Betting markets shift often and they shift fast. When starting goaltenders are confirmed earlier in the day, lines can often move based on who is in net that night. In daily fantasy, the difference between a starting player and a player who isn’t playing could be the difference between taking down a contest and being out of money period.
Across the league, coaches use it as a form of gamesmanship. They think, in some way, shape or form, it gives them an edge over their opponents. In reality, I question how much it really changes things. Are the Wild going to be thrown off that much by Elliott starting over Vasilevskiy? I doubt it.
The NHL, meanwhile, doesn’t find issues with the standards that are in place.
“They 100 per cent understand what they’re getting into,” Keith Wachtel, the NHL’s chief business officer and executive vice president of global partnerships told The Associated Press’ Stephen Whyno last May. “It doesn’t matter how much information you might give in a sport — they would always want more. … We’re not going to change our system that we have right now because of sports betting.”
Sports betting as a whole has been a contentious issue in North America for decades. The Professional and Amateur Sports Protection Act of 1992 disallowed states to authorize legal sports betting, save for Delaware, Montana, Nevada and Oregon. It was a law judicially overturned in 2018 allowing for an influx of sports books to begin operation across the country.

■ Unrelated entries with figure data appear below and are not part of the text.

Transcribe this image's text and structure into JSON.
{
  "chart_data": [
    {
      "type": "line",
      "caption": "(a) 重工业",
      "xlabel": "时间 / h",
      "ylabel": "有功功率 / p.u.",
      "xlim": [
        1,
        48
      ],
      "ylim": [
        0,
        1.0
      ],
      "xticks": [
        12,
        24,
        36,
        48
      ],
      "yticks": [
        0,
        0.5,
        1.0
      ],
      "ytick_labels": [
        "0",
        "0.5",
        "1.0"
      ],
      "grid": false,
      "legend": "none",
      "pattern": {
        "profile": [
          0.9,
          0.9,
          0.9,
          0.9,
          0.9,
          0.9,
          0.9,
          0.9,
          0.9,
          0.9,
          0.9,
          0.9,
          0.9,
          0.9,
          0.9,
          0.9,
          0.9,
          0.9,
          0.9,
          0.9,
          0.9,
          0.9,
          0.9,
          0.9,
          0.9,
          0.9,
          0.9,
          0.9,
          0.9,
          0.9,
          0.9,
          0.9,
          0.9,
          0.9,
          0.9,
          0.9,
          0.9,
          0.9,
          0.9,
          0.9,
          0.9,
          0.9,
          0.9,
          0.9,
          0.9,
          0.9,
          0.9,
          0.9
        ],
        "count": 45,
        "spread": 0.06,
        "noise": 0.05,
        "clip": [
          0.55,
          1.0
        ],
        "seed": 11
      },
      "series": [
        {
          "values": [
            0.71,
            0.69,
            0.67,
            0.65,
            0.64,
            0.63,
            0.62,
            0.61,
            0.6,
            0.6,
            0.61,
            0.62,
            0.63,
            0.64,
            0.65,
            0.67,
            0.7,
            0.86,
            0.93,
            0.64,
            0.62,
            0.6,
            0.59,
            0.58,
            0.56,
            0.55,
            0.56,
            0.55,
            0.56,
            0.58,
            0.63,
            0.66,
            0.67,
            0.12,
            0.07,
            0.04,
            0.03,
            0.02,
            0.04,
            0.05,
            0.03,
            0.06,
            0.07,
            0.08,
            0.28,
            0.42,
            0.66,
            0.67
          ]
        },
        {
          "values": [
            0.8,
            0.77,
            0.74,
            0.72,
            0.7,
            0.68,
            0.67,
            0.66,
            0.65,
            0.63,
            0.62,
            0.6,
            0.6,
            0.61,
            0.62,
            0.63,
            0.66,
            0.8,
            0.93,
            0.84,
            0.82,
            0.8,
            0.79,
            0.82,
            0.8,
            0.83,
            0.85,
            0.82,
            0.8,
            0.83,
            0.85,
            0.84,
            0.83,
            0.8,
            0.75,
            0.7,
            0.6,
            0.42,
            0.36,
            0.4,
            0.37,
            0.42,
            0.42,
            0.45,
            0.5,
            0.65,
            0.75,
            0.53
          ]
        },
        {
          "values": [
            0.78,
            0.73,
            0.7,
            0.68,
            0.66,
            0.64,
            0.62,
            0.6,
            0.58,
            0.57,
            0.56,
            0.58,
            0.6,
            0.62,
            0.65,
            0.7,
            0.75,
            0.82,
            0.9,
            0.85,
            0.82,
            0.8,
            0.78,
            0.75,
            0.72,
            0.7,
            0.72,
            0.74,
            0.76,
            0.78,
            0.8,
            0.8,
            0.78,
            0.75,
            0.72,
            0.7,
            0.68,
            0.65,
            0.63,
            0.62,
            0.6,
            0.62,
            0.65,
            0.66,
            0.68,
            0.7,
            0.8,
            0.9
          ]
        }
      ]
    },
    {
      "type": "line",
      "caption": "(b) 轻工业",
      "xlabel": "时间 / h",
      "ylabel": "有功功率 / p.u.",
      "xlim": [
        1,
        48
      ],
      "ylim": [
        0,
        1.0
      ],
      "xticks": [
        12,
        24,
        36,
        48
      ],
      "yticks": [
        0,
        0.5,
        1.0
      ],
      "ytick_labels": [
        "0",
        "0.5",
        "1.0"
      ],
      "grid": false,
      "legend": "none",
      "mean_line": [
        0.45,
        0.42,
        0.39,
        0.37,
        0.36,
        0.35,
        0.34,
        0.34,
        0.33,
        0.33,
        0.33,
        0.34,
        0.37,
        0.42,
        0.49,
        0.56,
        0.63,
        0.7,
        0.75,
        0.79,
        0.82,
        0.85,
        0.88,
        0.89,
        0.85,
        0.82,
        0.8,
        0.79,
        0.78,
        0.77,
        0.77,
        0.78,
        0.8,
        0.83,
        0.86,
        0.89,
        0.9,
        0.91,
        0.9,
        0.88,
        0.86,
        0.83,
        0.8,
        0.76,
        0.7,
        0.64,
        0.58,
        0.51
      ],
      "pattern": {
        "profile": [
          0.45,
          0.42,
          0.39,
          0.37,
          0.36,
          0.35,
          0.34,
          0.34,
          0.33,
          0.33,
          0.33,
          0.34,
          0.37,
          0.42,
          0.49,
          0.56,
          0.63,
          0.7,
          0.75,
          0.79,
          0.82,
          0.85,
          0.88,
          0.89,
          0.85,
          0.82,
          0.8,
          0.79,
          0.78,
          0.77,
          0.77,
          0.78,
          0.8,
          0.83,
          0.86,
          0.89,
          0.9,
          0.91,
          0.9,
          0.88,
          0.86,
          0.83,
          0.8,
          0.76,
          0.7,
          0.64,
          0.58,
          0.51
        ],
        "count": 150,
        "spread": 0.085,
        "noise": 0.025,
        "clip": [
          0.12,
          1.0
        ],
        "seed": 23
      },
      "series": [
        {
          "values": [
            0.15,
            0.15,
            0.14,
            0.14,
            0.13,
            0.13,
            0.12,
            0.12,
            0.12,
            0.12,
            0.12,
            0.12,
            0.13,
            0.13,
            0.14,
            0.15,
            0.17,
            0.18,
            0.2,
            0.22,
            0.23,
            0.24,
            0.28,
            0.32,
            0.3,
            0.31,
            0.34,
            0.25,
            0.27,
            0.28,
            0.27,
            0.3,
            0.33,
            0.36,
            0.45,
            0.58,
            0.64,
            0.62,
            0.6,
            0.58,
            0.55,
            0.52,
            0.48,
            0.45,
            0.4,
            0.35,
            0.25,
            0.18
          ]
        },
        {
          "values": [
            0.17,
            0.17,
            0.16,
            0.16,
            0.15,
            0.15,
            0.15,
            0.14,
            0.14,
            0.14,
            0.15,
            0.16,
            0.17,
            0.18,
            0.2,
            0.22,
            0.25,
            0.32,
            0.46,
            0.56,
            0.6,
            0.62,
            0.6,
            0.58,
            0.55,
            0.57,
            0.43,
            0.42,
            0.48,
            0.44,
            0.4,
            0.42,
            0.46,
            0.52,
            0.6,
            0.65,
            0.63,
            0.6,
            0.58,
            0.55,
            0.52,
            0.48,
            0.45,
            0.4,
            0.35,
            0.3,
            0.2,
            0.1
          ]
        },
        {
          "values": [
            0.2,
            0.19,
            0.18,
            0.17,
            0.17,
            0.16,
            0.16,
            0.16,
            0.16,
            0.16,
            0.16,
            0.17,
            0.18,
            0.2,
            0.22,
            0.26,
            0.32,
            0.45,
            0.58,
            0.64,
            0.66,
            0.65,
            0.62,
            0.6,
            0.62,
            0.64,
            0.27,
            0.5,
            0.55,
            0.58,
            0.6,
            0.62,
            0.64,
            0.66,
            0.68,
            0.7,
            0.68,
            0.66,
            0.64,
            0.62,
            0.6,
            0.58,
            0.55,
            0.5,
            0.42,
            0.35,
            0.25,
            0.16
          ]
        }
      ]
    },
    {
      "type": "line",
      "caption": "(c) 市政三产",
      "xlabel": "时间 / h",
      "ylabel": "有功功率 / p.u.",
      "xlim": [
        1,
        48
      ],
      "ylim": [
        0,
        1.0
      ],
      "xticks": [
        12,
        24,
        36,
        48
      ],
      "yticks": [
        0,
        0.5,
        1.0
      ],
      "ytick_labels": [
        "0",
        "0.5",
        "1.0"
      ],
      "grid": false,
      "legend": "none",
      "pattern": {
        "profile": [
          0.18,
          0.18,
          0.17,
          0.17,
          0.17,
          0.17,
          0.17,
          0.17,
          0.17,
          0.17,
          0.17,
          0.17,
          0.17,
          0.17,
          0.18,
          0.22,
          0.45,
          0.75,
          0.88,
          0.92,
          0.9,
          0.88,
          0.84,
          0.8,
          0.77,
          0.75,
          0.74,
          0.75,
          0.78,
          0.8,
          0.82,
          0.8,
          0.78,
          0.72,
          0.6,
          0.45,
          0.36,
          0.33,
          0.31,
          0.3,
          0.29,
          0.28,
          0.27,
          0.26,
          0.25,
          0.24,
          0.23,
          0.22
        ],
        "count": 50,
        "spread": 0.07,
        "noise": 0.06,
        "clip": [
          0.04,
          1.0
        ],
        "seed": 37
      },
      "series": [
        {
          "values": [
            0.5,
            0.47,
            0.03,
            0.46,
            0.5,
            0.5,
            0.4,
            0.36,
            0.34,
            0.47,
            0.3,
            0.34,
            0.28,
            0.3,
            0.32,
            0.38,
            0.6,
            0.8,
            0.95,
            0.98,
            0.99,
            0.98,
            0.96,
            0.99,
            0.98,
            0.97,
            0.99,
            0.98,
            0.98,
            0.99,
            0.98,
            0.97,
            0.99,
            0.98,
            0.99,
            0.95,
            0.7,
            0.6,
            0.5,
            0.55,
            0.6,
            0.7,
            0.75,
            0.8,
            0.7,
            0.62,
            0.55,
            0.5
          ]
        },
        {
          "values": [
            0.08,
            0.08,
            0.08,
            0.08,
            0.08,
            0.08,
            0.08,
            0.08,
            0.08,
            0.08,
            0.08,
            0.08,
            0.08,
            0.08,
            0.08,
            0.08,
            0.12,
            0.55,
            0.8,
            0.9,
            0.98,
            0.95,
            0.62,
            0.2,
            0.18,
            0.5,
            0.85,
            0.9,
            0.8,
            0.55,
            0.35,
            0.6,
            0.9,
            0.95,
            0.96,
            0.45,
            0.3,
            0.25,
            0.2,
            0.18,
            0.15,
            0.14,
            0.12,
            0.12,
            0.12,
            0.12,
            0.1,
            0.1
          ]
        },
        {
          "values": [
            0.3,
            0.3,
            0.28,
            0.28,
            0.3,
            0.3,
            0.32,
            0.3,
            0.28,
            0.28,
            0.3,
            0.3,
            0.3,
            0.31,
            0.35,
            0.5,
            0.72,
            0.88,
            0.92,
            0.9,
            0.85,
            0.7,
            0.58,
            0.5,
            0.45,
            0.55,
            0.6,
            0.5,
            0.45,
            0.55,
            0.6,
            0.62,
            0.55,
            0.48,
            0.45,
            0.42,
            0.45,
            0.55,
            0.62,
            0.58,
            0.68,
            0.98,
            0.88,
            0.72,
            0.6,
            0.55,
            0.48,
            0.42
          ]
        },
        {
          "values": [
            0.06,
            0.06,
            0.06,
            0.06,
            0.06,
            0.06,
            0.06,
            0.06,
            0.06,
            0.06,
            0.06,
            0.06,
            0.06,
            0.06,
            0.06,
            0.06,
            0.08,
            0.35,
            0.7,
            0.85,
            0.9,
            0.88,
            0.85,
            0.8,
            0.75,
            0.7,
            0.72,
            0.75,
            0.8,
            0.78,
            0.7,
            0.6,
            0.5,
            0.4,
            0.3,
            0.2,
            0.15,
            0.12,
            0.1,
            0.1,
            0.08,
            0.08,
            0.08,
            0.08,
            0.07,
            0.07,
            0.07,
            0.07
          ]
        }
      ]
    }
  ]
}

In Canada, meanwhile, sports betting has only been legalized since last August. It’s led to Sportsnet, the NHL’s rights holder, becoming a hub of gambling. Live odds are displayed at varying points of games and intermissions, while there are more than enough advertisements shoved down the throats of unsuspecting and often uninterested viewers on a nightly basis.
The rise of season-long fantasy football in the National Football League came hot and heavy when the league launched its own platform for fans to draft teams full of players across the league. Scoring systems were put in place and fans were rabid for it. While it became more and more commonplace as the years passed, issues with how the NFL reported on injuries came to the forefront. It eventually lead to a system revamp ahead of its 2016-17 season.
Prior to it, the NFL had four designations:
- Questionable, which meant there was a 50 percent chance of playing.
- Doubtful, which meant the player was 75 percent unlikely to play; and,
- Out, which meant exactly what it sounds like — the player wouldn’t play.
According to an ESPN story, roughly 95 percent of players listed as “probable” in injury reports prior to the changes ended up playing. The new changes, however, dropped the probable tag and redefined those classifications. The changes offered a deeper level of transparency within the league, and with its fans allowing them to have a better idea of who may be in or out for that weekend’s games.
It goes without saying the NFL and NHL are different leagues with the football league playing once a week and the hockey league playing multiple games a week. It changes how things could be done, but at the end of the day, it’s time for the NHL to stipulate firmer reporting from teams about injuries, lineups and who is starting in net on a nightly basis.
The simplest route is to just follow what the NFL does in terms of gameday reporting: all game day rosters, inactives and all, must be submitted 90 minutes before game time. As it stands, NHL teams must have their submitted 30 minutes before game time. It’s a small fix, but one that could go a long way.